The while loop is a direct implementation of the non-initial token character consume loop, and collects letter characters into a buffer. The check against keywordTypes then determines if the given token is a reserved keyword (like if or true) or simply a variable name, and the appropriate token is then returned.

The other token types are processed using slight variations on this simple theme — read in all relevant characters, then build a token — although their character class recognition code is somewhat more complex. Together, the cases for the variable/keyword token type and the other token types define the primary method of the Tokenizer class: nextToken.

public Token nextToken() throws IOException, ParseException {
    Token result;

    w();

    if(getInput().peek() == -1)
        result = new Token(Token.Type.EOF, Token.Type.EOF.getText());
    else
    if(Character.isLetter(getInput().peek())) {
        // See above
    } else
    // Other cases are handled here...
    else
        throw new ParseException("Unrecognized character: "+(char) getInput().peek(), getInput().getOffset());

    return result;
}

Implementing the testing harness: Stork.java

The core tokenization classes are driven by an additional test harness class captured in Stork.java. This class exposes a simple REPL that takes a series of lines as user input and emits the tokens contained in the input line.
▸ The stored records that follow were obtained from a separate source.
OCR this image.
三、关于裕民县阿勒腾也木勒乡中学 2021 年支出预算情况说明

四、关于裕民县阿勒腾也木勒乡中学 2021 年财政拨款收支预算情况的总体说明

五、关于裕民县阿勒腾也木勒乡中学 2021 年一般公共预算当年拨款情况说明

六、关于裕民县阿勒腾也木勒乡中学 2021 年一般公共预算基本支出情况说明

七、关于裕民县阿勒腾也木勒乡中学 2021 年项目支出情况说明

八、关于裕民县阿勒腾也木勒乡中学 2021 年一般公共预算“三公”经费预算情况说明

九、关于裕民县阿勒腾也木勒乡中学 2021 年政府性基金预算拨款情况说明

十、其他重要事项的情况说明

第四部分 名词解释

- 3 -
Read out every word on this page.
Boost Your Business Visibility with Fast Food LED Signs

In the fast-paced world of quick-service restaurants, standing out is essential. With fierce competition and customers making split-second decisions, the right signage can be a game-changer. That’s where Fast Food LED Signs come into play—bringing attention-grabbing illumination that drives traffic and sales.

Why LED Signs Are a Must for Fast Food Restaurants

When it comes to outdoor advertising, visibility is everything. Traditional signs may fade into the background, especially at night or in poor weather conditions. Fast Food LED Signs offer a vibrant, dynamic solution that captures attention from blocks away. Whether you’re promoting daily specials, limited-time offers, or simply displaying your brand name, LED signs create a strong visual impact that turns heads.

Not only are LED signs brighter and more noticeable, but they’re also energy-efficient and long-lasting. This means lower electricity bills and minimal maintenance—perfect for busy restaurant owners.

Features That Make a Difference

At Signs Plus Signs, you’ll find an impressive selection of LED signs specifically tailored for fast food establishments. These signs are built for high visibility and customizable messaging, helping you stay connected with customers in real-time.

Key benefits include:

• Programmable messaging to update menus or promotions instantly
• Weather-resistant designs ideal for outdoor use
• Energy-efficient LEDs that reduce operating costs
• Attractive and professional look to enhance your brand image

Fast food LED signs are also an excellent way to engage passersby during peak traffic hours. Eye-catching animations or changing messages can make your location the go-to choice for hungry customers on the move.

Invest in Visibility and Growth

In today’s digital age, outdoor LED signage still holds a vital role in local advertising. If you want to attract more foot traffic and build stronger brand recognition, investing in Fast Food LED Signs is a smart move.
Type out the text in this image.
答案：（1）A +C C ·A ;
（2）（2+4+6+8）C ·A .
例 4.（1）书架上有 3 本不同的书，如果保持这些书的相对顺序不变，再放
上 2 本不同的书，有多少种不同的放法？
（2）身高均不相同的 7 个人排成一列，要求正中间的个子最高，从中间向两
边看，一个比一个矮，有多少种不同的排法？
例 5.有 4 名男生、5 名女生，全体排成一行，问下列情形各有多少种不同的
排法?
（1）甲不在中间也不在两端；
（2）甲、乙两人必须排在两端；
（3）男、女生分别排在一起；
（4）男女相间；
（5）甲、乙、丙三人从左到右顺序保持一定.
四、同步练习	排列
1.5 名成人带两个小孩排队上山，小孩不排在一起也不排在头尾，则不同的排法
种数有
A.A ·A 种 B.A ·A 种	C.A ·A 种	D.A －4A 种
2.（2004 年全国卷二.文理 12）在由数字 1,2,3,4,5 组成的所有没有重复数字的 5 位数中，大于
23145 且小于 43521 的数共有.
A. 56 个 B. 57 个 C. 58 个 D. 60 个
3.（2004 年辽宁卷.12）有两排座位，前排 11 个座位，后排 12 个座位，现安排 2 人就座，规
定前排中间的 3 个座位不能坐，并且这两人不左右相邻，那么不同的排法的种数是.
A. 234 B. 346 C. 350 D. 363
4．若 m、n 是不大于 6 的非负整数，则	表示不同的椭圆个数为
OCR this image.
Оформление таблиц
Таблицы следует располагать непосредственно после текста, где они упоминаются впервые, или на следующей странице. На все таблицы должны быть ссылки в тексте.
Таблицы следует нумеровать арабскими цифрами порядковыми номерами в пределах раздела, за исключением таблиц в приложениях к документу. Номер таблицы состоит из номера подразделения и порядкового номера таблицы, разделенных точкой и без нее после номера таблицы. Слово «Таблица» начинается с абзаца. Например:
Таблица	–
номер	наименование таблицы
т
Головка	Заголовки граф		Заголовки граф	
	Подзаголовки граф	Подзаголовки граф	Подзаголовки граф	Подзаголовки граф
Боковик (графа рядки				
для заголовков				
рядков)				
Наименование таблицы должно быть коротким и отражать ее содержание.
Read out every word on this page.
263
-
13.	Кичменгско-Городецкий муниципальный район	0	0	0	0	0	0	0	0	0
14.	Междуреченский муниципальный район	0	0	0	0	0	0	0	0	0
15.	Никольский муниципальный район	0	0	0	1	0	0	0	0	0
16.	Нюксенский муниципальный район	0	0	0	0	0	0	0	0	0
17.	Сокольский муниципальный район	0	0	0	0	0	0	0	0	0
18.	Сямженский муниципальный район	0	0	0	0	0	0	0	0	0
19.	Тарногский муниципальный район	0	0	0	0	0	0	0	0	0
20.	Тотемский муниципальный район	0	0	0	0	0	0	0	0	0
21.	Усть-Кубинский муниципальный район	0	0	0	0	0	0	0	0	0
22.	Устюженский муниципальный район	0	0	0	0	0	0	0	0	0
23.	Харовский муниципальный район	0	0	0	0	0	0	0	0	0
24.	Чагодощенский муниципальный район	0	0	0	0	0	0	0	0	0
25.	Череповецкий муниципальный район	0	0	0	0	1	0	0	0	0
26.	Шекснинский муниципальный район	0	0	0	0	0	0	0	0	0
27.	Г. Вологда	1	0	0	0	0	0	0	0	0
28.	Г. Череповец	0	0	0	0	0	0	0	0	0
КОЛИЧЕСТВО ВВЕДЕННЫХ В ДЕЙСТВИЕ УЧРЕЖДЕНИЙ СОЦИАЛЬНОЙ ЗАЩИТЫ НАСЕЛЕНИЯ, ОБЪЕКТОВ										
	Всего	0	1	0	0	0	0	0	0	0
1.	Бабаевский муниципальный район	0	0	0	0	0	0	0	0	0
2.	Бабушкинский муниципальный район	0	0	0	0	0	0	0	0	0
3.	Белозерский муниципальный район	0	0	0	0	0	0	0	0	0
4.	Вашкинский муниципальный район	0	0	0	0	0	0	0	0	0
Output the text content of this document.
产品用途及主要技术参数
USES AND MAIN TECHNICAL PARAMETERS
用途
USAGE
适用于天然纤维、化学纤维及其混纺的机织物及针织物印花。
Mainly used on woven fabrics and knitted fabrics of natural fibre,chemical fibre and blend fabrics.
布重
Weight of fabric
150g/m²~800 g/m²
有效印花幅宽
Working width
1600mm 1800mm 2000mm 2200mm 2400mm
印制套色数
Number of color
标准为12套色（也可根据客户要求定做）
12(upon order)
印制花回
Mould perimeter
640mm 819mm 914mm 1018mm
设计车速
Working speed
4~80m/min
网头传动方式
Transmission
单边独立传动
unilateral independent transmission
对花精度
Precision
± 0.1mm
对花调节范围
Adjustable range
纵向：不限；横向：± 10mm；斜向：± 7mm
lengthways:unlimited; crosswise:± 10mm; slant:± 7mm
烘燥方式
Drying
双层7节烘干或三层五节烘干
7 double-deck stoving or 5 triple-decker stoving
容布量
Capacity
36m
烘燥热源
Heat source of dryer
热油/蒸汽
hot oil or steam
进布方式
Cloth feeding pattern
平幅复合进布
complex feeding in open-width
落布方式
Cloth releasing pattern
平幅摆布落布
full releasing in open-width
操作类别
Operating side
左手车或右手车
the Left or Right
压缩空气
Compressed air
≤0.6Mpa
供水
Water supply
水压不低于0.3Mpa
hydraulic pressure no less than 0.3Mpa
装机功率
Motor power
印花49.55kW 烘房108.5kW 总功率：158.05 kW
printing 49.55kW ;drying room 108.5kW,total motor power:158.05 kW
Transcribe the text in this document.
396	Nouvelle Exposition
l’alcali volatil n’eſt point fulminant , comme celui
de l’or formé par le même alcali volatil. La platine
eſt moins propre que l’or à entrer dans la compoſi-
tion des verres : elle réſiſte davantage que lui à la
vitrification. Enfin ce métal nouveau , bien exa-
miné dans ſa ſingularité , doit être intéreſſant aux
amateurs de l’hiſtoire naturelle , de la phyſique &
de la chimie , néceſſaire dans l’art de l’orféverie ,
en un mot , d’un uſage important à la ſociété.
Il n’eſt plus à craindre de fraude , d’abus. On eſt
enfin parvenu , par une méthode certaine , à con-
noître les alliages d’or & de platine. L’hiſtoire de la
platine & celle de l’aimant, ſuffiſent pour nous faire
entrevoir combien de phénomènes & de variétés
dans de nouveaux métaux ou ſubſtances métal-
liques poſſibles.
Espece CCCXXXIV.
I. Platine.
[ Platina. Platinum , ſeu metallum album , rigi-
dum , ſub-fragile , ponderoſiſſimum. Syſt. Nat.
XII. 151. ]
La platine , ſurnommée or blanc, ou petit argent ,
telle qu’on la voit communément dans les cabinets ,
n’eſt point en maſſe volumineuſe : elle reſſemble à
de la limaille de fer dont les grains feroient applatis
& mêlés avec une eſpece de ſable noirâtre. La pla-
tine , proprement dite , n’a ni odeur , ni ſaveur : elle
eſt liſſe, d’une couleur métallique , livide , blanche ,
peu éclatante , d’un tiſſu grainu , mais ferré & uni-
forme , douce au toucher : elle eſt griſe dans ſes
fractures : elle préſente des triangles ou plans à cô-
Downloading and Running Stork

Stork is designed to be easy to download, build, and run. As along as you have Git, Maven, and a JDK installed, you can get Stork up and running on your computer like this:

$ git clone https://github.com/sigpwned/stork.git
$ cd stork
$ git checkout lesson1
$ mvn compile
$ cd target/classes
$ java com.sigpwned.stork.Stork
>>> hello world if 5.0 6 17 "hello"
    SYMBOL  hello
    SYMBOL  world
    IF      if
    FLOAT   5.0
    INT     6
    INT     17
    STRING  hello
>>> ^D
$

Next Lesson: Parsing

The next step in building Stork will be to transform the tokenizer’s token stream into syntactical models called ASTs using a process called “parsing”. The next lesson will cover how to build a recursive descent parser by hand to implement simple mathematical expressions, and this parser will continue to be extended throughout the course as Stork gains more and more features.

Exercises

  1. Right now, Stork only allows letters in its keywords and variable names. Would it be a good idea to let users start variable names with an underscore? How about a number? Why or why not?
  2. Modify the program to allow users to include underscores in variable names.
  3. Modify the program to recognize the new keyword end.

Footnotes

1. In practice, it is not necessary to make token types fully resolvable from only the token’s first character. Some tokenization-time ambiguity can be resolved by inspecting preceding tokens or by passing the tokenizer “hints” about what token meta type the parser is expecting next. However, as a design principle, it’s best to avoid this level of sophistication during tokenization without a Very Good Reason.